Wednesday 13 August 2014

Intellectualism Refuted (Part I)


"Let us not forget this: when 'I raise my arm', my arm goes up. And the problem arises: what is left over if I subtract the fact that my arm goes up from the fact that I raise my arm?" 
—Ludwig Wittgenstein
In the next several posts I intend to explore the philosophical doctrine of intellectualism and to contrast this with a principled alternative that avoids many of the shortcomings that accompany the intellectualist view. Intellectualism takes many forms, but in each case the foundational assumption holds that intelligent action, in all its varied manifestations, is the result of one or more forms of conceptual thought, judgement, computation, reason, ratiocination or intellection. So, when animals act intelligently on the basis of anticipated future states of affairs, these actions are taken by intellectualists to be the product of logical operations conducted at some level in the brain.

Brains are extremely complex organs and neuroscience, being a relatively youthful field of enquiry, hasn't yet discovered any clear and unequivocal evidence of these postulated logical processes. It would probably be fair to say then, that much intellectualist thinking is simply the consequence of widespread uncertainty about what kinds of mental states or processes might legitimately qualify as the inner correlates of the many sophisticated things that animals (including human animals) are capable of doing and is therefore simply a convenient way of saying that brains process inputs that lead eventually to behavioural outputs of one kind or another. Likewise, when people speak of "perceptual judgements," very often, all that is meant is that perception is a skilful capacity to discriminate between similar objects or attributes etc. If intellectualism were merely a matter of convenience of this kind, then there really wouldn't be anything worth debating. As it is though, the assumptions and commitments of intellectualism are far reaching, not only for perceptual theory but for a wide range of fields throughout the cognitive sciences, philosophy and potentially medicine also.

If the stakes are this high, then it obviously matters a great deal that theorists get it right about whether brains compute information relayed via neurological data representations or whether, as a growing minority of theorists and researchers argue, this explanatory route is untenable. Theorists like Dan Hutto and Eric Myin maintain that brains are best understood as embodied, embedded and enactive organs of response and intentional action that do not—indeed cannot—produce their own inner representations.

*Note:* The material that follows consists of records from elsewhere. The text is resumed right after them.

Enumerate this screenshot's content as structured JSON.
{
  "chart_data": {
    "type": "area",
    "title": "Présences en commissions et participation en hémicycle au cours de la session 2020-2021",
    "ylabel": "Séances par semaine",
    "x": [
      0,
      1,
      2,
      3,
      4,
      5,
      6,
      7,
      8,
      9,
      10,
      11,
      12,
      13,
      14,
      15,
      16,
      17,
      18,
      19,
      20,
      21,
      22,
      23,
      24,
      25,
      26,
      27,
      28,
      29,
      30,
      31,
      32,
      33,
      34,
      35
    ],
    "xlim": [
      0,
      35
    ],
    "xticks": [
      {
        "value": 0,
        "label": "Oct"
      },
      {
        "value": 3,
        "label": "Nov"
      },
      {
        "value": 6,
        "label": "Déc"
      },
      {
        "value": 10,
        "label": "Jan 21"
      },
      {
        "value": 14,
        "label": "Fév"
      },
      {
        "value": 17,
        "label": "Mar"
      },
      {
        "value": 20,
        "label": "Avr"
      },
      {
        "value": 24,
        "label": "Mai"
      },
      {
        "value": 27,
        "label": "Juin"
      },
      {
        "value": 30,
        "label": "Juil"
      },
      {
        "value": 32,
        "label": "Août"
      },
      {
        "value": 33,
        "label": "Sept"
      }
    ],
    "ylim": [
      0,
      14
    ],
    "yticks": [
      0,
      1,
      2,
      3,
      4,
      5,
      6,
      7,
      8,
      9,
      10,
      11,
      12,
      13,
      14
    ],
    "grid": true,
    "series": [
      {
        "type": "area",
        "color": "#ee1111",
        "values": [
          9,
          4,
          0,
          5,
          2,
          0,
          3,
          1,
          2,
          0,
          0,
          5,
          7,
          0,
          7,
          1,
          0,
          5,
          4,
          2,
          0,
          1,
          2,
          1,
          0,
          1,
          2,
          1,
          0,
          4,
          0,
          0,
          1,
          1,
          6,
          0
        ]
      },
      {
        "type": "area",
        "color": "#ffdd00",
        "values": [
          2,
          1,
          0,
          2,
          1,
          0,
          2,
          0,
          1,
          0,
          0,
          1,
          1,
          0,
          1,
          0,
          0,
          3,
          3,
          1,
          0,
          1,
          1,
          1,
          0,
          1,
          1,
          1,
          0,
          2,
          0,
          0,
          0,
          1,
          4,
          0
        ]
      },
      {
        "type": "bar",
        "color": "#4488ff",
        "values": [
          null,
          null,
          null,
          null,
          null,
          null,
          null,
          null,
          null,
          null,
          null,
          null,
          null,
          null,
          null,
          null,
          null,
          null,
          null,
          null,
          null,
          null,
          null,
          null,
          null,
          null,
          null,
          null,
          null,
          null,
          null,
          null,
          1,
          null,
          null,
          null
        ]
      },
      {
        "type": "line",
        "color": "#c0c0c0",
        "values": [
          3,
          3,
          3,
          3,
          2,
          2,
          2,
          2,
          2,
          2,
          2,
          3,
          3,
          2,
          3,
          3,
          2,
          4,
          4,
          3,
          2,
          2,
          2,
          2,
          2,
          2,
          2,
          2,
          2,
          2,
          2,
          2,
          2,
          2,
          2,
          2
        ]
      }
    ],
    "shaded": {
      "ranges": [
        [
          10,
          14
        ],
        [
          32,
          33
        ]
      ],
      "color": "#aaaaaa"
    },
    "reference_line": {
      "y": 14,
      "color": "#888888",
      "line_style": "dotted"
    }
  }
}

The vicious logical regresses that emerge as soon as such intention-directing representations are invoked lead to the unavoidable conclusion that such representations must be an impossibility. Theories that reject representationalism therefore deserve to be taken very seriously. So what is needed in order to propel anti representationalism forward is a coherent explanation of how intelligent predictive behaviours could emerge and evolve whilst at the same time avoiding any of the errors of intellectualism. As I progress through this discussion I will explore how predictive behaviours can be explained in the absence of the conceptual powers that are such a indispensable part of the intellectualist's story.

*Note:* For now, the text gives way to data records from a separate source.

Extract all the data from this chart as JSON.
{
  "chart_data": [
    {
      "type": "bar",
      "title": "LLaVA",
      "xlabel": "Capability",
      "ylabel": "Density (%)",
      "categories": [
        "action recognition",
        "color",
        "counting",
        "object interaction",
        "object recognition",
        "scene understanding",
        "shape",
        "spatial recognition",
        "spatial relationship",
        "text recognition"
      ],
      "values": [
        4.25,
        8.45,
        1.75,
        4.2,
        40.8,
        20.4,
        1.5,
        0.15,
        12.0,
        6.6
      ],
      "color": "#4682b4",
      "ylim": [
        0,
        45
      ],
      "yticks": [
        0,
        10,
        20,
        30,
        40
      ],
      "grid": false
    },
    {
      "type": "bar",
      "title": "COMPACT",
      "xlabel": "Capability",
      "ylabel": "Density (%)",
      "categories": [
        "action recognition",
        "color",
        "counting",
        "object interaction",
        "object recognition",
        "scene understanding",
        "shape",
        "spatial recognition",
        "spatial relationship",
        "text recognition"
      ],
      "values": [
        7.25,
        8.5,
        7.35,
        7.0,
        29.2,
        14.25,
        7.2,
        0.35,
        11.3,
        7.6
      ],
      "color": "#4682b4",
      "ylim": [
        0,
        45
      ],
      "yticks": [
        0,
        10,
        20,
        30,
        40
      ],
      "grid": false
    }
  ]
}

My views on the subject of intellectualism are motivated by the conviction that conceptual skills have arrived on the evolutionary scene only relatively recently with the emergence of language and that these skills are supplementary to other vitally important non-conceptual skills that are widely misunderstood and overlooked. Like language, these skills are representational but unlike language they do not permit the contemplation of abstractions of the kind that are a central feature of verbal communication. It is my view that these non-conceptual skills pre date our linguistic capacities and continue to be skills that we  regularly deploy in our intentional interactions with the world. When we struggle to find words to express our intentions, it is often precisely these skills that we are labouring to translate into linguistic form, not another equally semantic but indirectly accessible "Language of Thought" or "Mentalese" as is hypothesised by many intellectualist thinkers.

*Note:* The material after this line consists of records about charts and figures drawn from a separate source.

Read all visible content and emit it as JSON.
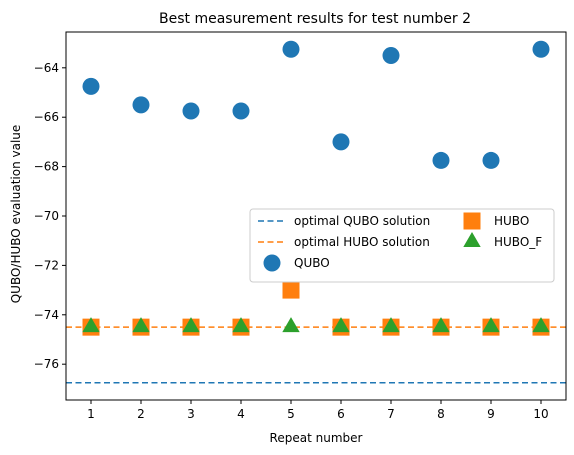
{
  "chart_data": {
    "type": "scatter",
    "title": "Best measurement results for test number 2",
    "xlabel": "Repeat number",
    "ylabel": "QUBO/HUBO evaluation value",
    "xlim": [
      0.5,
      10.5
    ],
    "ylim": [
      -77.45,
      -62.55
    ],
    "xticks": [
      1,
      2,
      3,
      4,
      5,
      6,
      7,
      8,
      9,
      10
    ],
    "yticks": [
      -76,
      -74,
      -72,
      -70,
      -68,
      -66,
      -64
    ],
    "grid": false,
    "legend_position": "center-right",
    "hlines": [
      {
        "name": "optimal QUBO solution",
        "y": -76.75,
        "color": "#1f77b4",
        "style": "dashed"
      },
      {
        "name": "optimal HUBO solution",
        "y": -74.5,
        "color": "#ff7f0e",
        "style": "dashed"
      }
    ],
    "series": [
      {
        "name": "QUBO",
        "marker": "circle",
        "color": "#1f77b4",
        "x": [
          1,
          2,
          3,
          4,
          5,
          6,
          7,
          8,
          9,
          10
        ],
        "y": [
          -64.75,
          -65.5,
          -65.75,
          -65.75,
          -63.25,
          -67.0,
          -63.5,
          -67.75,
          -67.75,
          -63.25
        ]
      },
      {
        "name": "HUBO",
        "marker": "square",
        "color": "#ff7f0e",
        "x": [
          1,
          2,
          3,
          4,
          5,
          6,
          7,
          8,
          9,
          10
        ],
        "y": [
          -74.5,
          -74.5,
          -74.5,
          -74.5,
          -73.0,
          -74.5,
          -74.5,
          -74.5,
          -74.5,
          -74.5
        ]
      },
      {
        "name": "HUBO_F",
        "marker": "triangle",
        "color": "#2ca02c",
        "x": [
          1,
          2,
          3,
          4,
          5,
          6,
          7,
          8,
          9,
          10
        ],
        "y": [
          -74.5,
          -74.5,
          -74.5,
          -74.5,
          -74.5,
          -74.5,
          -74.5,
          -74.5,
          -74.5,
          -74.5
        ]
      }
    ]
  }
}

Despite its intuitive appeal, the Language of Thought hypothesis is far from an established fact about cognitive processing. What is beyond dispute though, is that organisms possess both genetically inherited as well as environmentally conditioned predispositions to respond to their causal encounters with the world. To have learned something is therefore to develop a disposition to behave in a particular way. Very often the best way of demonstrating that you have learnt how to do something is simply by doing it, not by describing it. A verbal description of a procedure, no matter how finely nuanced, is no proof of competence. For this reason I take our skills of performance and exemplification to be both logically as well as evolutionarily prior to our skills of description, but in each case it should be noted that a dispositional theory of representational capacities is fundamental to an understanding of all intelligent action. On this basis I also take the view that the capacity to envisage future states of affairs is by no means a fundamentally conceptual aptitude. If we wish to understand how animals are capable of anticipating the immediate future—of how predators are often remarkably skilful in predicting the behaviour of their prey—then there are really only two explanatory routes available to us: conceptual or non-conceptual. I intend to show that the conceptual route is both logically and evolutionarily infeasible.